In one sense, I have a little sympathy for "Schlosser." Using academic employment as a lever is, I think, a Bad Thing. Academia needs tenure. However, that the capitalist class is using students' complaints to erode tenure is not the fault of the complaining students, but the fault of the capitalist class for joining complaints to hiring and firing, and for moving from a tenure-track faculty model to a non-tenure track adjunct model. The cause, I assert, is firmly in the capitalist class; students' complaints just makes a handy tool for dismantling academic tenure and job security.
I blame academia itself too, as part of the professional-managerial class, for handing over its power to the capitalists. I will post more on this subject soon.
There's another sense, however, where I have zero sympathy for "Schlosser." When anyone increases their power vs. anyone else, we should expect that the newly more powerful will use their power in ways that the the newly less powerful will find uncomfortable, and contrary to their own ethical beliefs. Students, being closer to the proletariat, should have more power over their education. "Schlosser's" fundamental position, that students should have zero power, is absolute bullshit. With regard to the specific complaints, professors should have obligations to respect students' emotional needs. I'm not saying that that professors must unconditionally submit to those needs, but, per Thucydides, there needs to be a negotiation between parties more equal in power.
The need for equal negotiation is especially sharp when we're talking about topics and tools used to violently repress women, people of color, LBGTQ people, [ETA other historically oppressed groups,] and, of course, the proletariat. For example, the objections noted above to the Oxford debate above have merit. Abortion is not just some abstract question of ethics: restricting abortion is about the oppression of women. As mentioned above, I think having any sort of debate about abortion is as offensive to civilized decency as a debate about the chattel slavery of black people. Having two men conduct the debate just adds insult to injury.

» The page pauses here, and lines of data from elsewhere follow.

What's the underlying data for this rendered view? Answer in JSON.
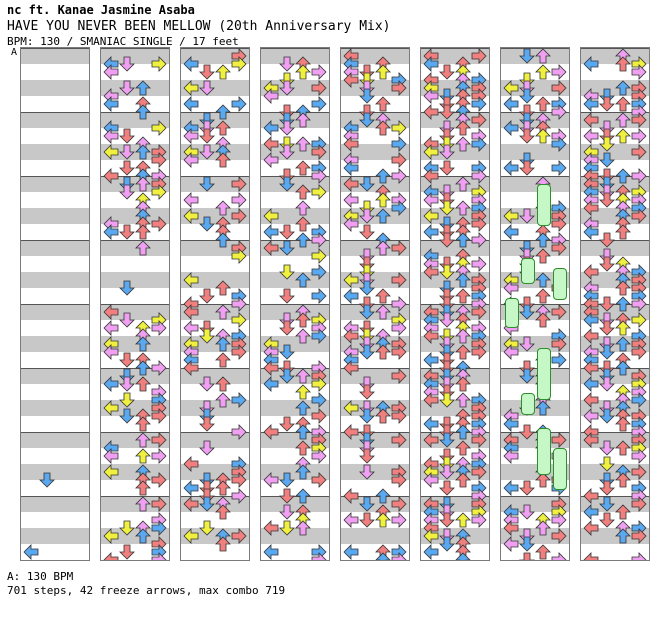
{
  "header": {
    "artist": "nc ft. Kanae Jasmine Asaba",
    "title": "HAVE YOU NEVER BEEN MELLOW (20th Anniversary Mix)",
    "meta": "BPM: 130 / SMANIAC SINGLE / 17 feet"
  },
  "chart": {
    "bpm_marker": "A",
    "columns": 8,
    "lanes": [
      "left",
      "down",
      "up",
      "right"
    ],
    "colors": {
      "red": "#f08080",
      "blue": "#5aa8f0",
      "pink": "#f0a0f0",
      "yellow": "#f0f040",
      "green": "#40e040",
      "freeze": "#c6f7c6"
    }
  },
  "footer": {
    "bpm_label": "A: 130 BPM",
    "stats": "701 steps, 42 freeze arrows, max combo 719"
  }
}
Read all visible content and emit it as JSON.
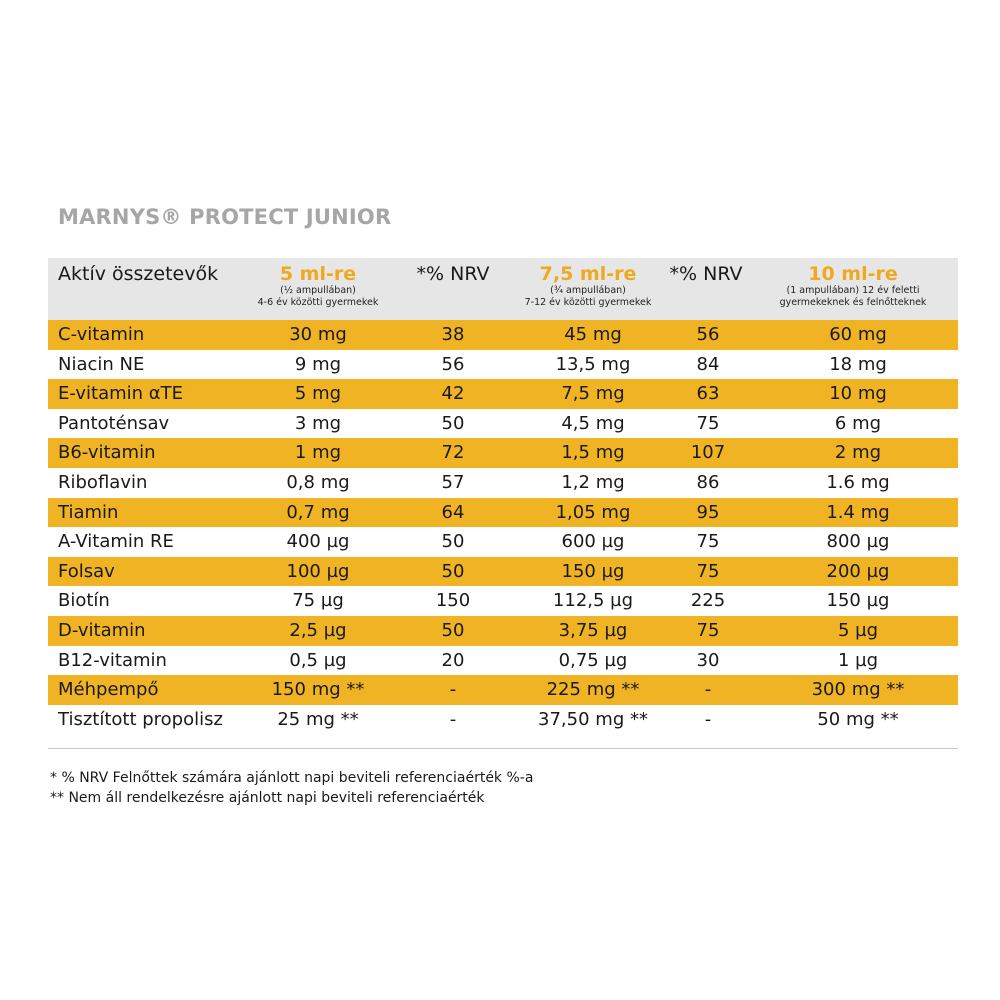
{
  "title": "MARNYS® PROTECT JUNIOR",
  "header": {
    "name": "Aktív összetevők",
    "dose1": {
      "amount": "5 ml-re",
      "sub1": "(½ ampullában)",
      "sub2": "4-6 év közötti gyermekek"
    },
    "nrv1": "*% NRV",
    "dose2": {
      "amount": "7,5 ml-re",
      "sub1": "(¾ ampullában)",
      "sub2": "7-12 év közötti gyermekek"
    },
    "nrv2": "*% NRV",
    "dose3": {
      "amount": "10 ml-re",
      "sub1": "(1 ampullában) 12 év feletti",
      "sub2": "gyermekeknek és felnőtteknek"
    }
  },
  "rows": [
    {
      "name": "C-vitamin",
      "d1": "30 mg",
      "n1": "38",
      "d2": "45 mg",
      "n2": "56",
      "d3": "60 mg"
    },
    {
      "name": "Niacin NE",
      "d1": "9 mg",
      "n1": "56",
      "d2": "13,5 mg",
      "n2": "84",
      "d3": "18 mg"
    },
    {
      "name": "E-vitamin αTE",
      "d1": "5 mg",
      "n1": "42",
      "d2": "7,5 mg",
      "n2": "63",
      "d3": "10 mg"
    },
    {
      "name": "Pantoténsav",
      "d1": "3 mg",
      "n1": "50",
      "d2": "4,5 mg",
      "n2": "75",
      "d3": "6 mg"
    },
    {
      "name": "B6-vitamin",
      "d1": "1 mg",
      "n1": "72",
      "d2": "1,5 mg",
      "n2": "107",
      "d3": "2 mg"
    },
    {
      "name": "Riboflavin",
      "d1": "0,8 mg",
      "n1": "57",
      "d2": "1,2 mg",
      "n2": "86",
      "d3": "1.6 mg"
    },
    {
      "name": "Tiamin",
      "d1": "0,7 mg",
      "n1": "64",
      "d2": "1,05 mg",
      "n2": "95",
      "d3": "1.4 mg"
    },
    {
      "name": "A-Vitamin RE",
      "d1": "400 µg",
      "n1": "50",
      "d2": "600 µg",
      "n2": "75",
      "d3": "800 µg"
    },
    {
      "name": "Folsav",
      "d1": "100 µg",
      "n1": "50",
      "d2": "150 µg",
      "n2": "75",
      "d3": "200 µg"
    },
    {
      "name": "Biotín",
      "d1": "75 µg",
      "n1": "150",
      "d2": "112,5 µg",
      "n2": "225",
      "d3": "150 µg"
    },
    {
      "name": "D-vitamin",
      "d1": "2,5 µg",
      "n1": "50",
      "d2": "3,75 µg",
      "n2": "75",
      "d3": "5 µg"
    },
    {
      "name": "B12-vitamin",
      "d1": "0,5 µg",
      "n1": "20",
      "d2": "0,75 µg",
      "n2": "30",
      "d3": "1 µg"
    },
    {
      "name": "Méhpempő",
      "d1": "150 mg **",
      "n1": "-",
      "d2": "225 mg **",
      "n2": "-",
      "d3": "300 mg **"
    },
    {
      "name": "Tisztított propolisz",
      "d1": "25 mg **",
      "n1": "-",
      "d2": "37,50 mg **",
      "n2": "-",
      "d3": "50 mg **"
    }
  ],
  "footnotes": [
    "* % NRV Felnőttek számára ajánlott napi beviteli referenciaérték %-a",
    "** Nem áll rendelkezésre ajánlott napi beviteli referenciaérték"
  ],
  "colors": {
    "accent": "#f0b323",
    "header_bg": "#e6e6e6",
    "title": "#a6a6a6"
  }
}
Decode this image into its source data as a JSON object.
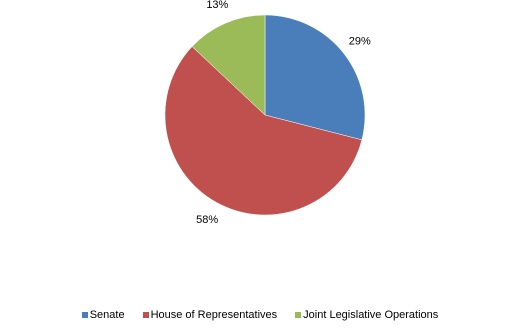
{
  "chart_data": {
    "type": "pie",
    "categories": [
      "Senate",
      "House of Representatives",
      "Joint Legislative Operations"
    ],
    "values": [
      29,
      58,
      13
    ],
    "value_labels": [
      "29%",
      "58%",
      "13%"
    ],
    "colors": [
      "#4a7ebb",
      "#c0504d",
      "#9bbb59"
    ],
    "legend": "bottom"
  }
}
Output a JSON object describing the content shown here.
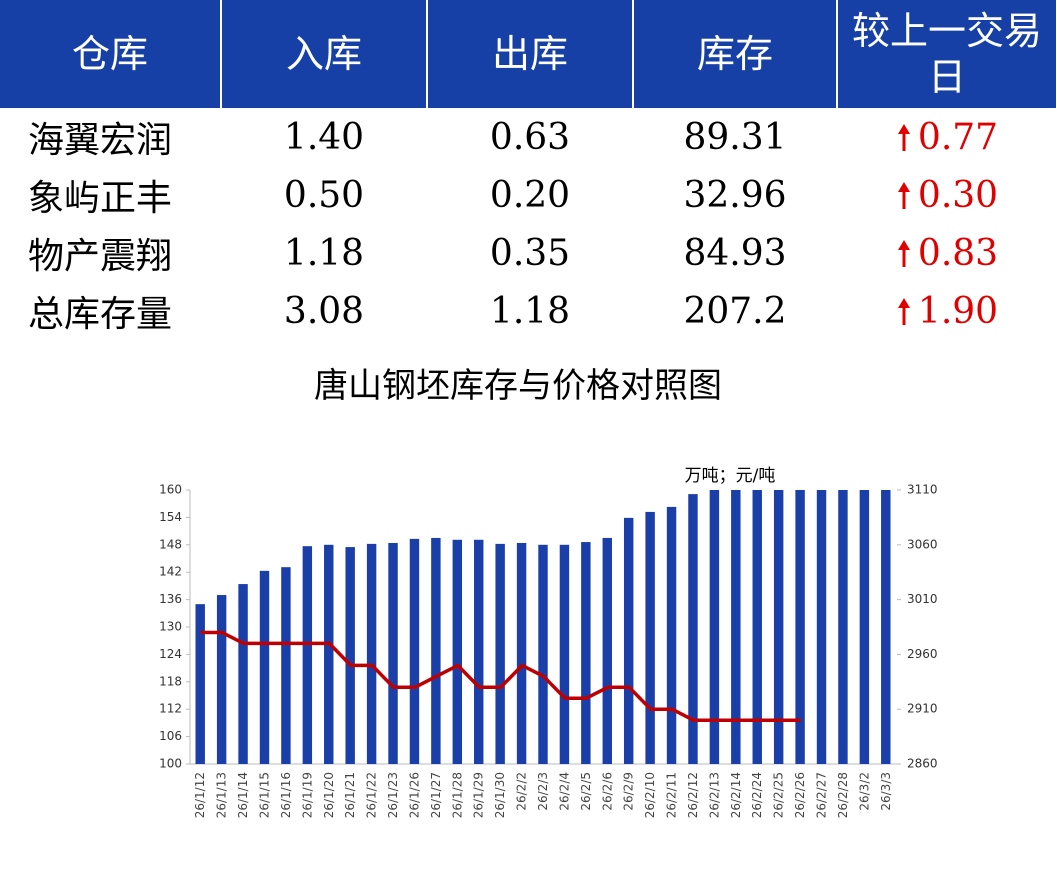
{
  "table": {
    "headers": [
      "仓库",
      "入库",
      "出库",
      "库存",
      "较上一交易日"
    ],
    "rows": [
      [
        "海翼宏润",
        "1.40",
        "0.63",
        "89.31",
        "0.77"
      ],
      [
        "象屿正丰",
        "0.50",
        "0.20",
        "32.96",
        "0.30"
      ],
      [
        "物产震翔",
        "1.18",
        "0.35",
        "84.93",
        "0.83"
      ],
      [
        "总库存量",
        "3.08",
        "1.18",
        "207.2",
        "1.90"
      ]
    ]
  },
  "chart_data": {
    "type": "bar",
    "title": "唐山钢坯库存与价格对照图",
    "unit_label": "万吨；元/吨",
    "categories": [
      "26/1/12",
      "26/1/13",
      "26/1/14",
      "26/1/15",
      "26/1/16",
      "26/1/19",
      "26/1/20",
      "26/1/21",
      "26/1/22",
      "26/1/23",
      "26/1/26",
      "26/1/27",
      "26/1/28",
      "26/1/29",
      "26/1/30",
      "26/2/2",
      "26/2/3",
      "26/2/4",
      "26/2/5",
      "26/2/6",
      "26/2/9",
      "26/2/10",
      "26/2/11",
      "26/2/12",
      "26/2/13",
      "26/2/14",
      "26/2/24",
      "26/2/25",
      "26/2/26",
      "26/2/27",
      "26/2/28",
      "26/3/2",
      "26/3/3"
    ],
    "series": [
      {
        "type": "bar",
        "color": "#1a3fa8",
        "values": [
          135.0,
          137.0,
          139.4,
          142.3,
          143.1,
          147.7,
          148.0,
          147.5,
          148.2,
          148.4,
          149.3,
          149.5,
          149.1,
          149.1,
          148.2,
          148.4,
          148.0,
          148.0,
          148.6,
          149.5,
          153.9,
          155.2,
          156.3,
          159.1,
          160,
          160,
          160,
          160,
          160,
          160,
          160,
          160,
          160
        ]
      },
      {
        "type": "line",
        "axis": "y2",
        "color": "#c00000",
        "values": [
          2980,
          2980,
          2970,
          2970,
          2970,
          2970,
          2970,
          2950,
          2950,
          2930,
          2930,
          2940,
          2950,
          2930,
          2930,
          2950,
          2940,
          2920,
          2920,
          2930,
          2930,
          2910,
          2910,
          2900,
          2900,
          2900,
          2900,
          2900,
          2900,
          null,
          null,
          null,
          null
        ]
      }
    ],
    "ylim": [
      100,
      160
    ],
    "yticks": [
      100,
      106,
      112,
      118,
      124,
      130,
      136,
      142,
      148,
      154,
      160
    ],
    "y2lim": [
      2860,
      3110
    ],
    "y2ticks": [
      2860,
      2910,
      2960,
      3010,
      3060,
      3110
    ]
  }
}
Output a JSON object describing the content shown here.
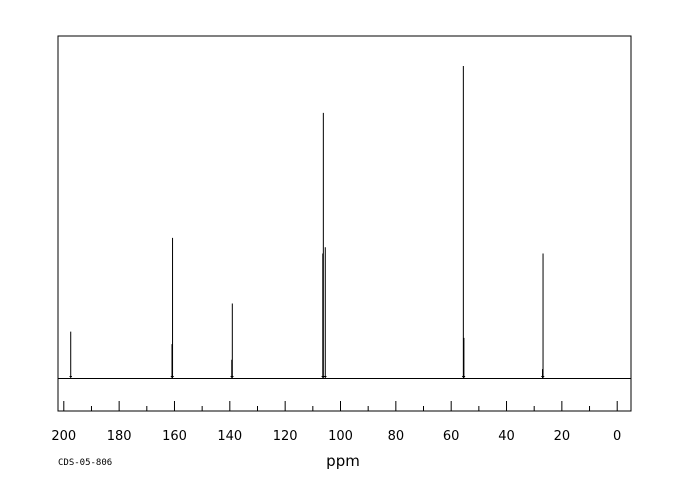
{
  "footer": {
    "code": "CDS-05-806"
  },
  "chart_data": {
    "type": "line",
    "subtype": "nmr-stick-spectrum",
    "title": "",
    "xlabel": "ppm",
    "ylabel": "",
    "xlim": [
      200,
      0
    ],
    "x_reversed": true,
    "ylim": [
      0,
      1.0
    ],
    "x_ticks": [
      200,
      180,
      160,
      140,
      120,
      100,
      80,
      60,
      40,
      20,
      0
    ],
    "x_tick_labels": [
      "200",
      "180",
      "160",
      "140",
      "120",
      "100",
      "80",
      "60",
      "40",
      "20",
      "0"
    ],
    "x_minor_step": 10,
    "grid": false,
    "legend": "none",
    "line_color": "#000000",
    "peaks": [
      {
        "ppm": 197.5,
        "intensity": 0.15
      },
      {
        "ppm": 160.7,
        "intensity": 0.45
      },
      {
        "ppm": 160.9,
        "intensity": 0.11
      },
      {
        "ppm": 139.1,
        "intensity": 0.24
      },
      {
        "ppm": 139.3,
        "intensity": 0.06
      },
      {
        "ppm": 106.2,
        "intensity": 0.85
      },
      {
        "ppm": 106.4,
        "intensity": 0.4
      },
      {
        "ppm": 105.5,
        "intensity": 0.42
      },
      {
        "ppm": 55.6,
        "intensity": 1.0
      },
      {
        "ppm": 55.4,
        "intensity": 0.13
      },
      {
        "ppm": 26.8,
        "intensity": 0.4
      },
      {
        "ppm": 27.0,
        "intensity": 0.03
      }
    ]
  }
}
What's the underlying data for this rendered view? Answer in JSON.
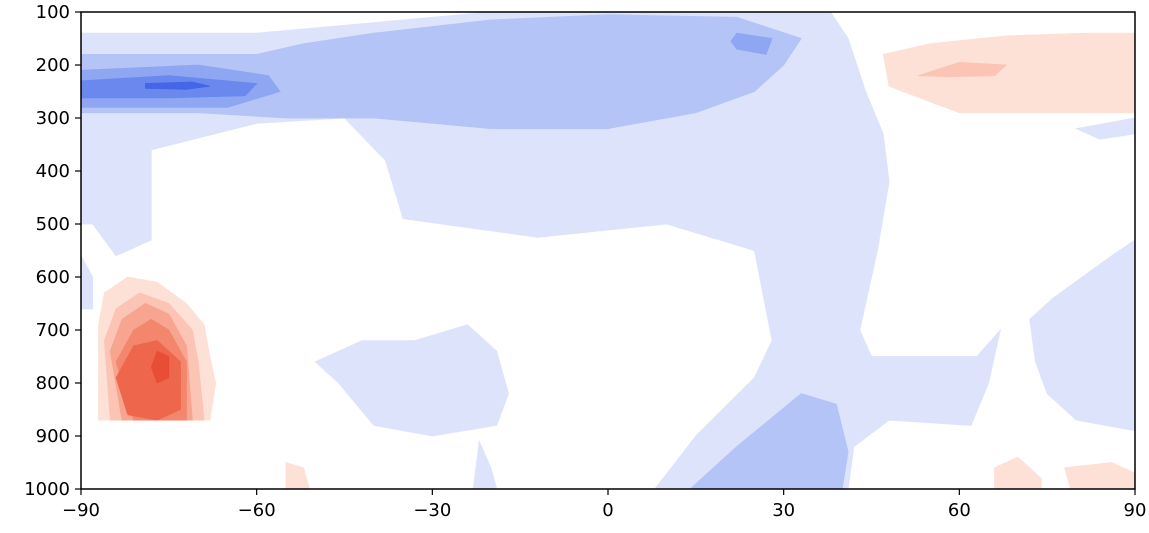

Academia is not an institution devoted to abstract, disinterested intellectual inquiry. Academia has, from its medieval origins, ben an institution that establishes legitimacy, using particular kinds of intellectual inquiry as tools. As academics, our work is always connected to legitimacy. The underlying question is not whether some topics are too disturbing to discuss, but how how the discussion legitimizes or delegitimizes certain topics. It is legitimate (in a meta sense) to argue that the way a professor discusses, for example, rape, legitimizes rape as a tool of violent coercion against women. It's not that we cannot discuss Ovid; it is that when we're talking about Ovid's work that includes rape, not just his language but his subject matter demands critical inquiry. To blithely dismiss the subject matter of rape without critical inquiry has not Ovid (immune from our disapproval) but the professor himself legitimizing rape. In much the same sense, we can talk about Huckleberry Finn, but we have to deal critically with the slavery depicted in the book, as well as the language. How we do so legitimizes or delegitimizes not just slavery but modern racism, and it is a valid position to use one's power to ensure that our inquiry delegitimizes racism.
"Schlosser" completely ignores the role of academia in social legitimization. This omission, not just his that he actually has to take students seriously, even when he disagrees with them, is is most serious intellectual sin.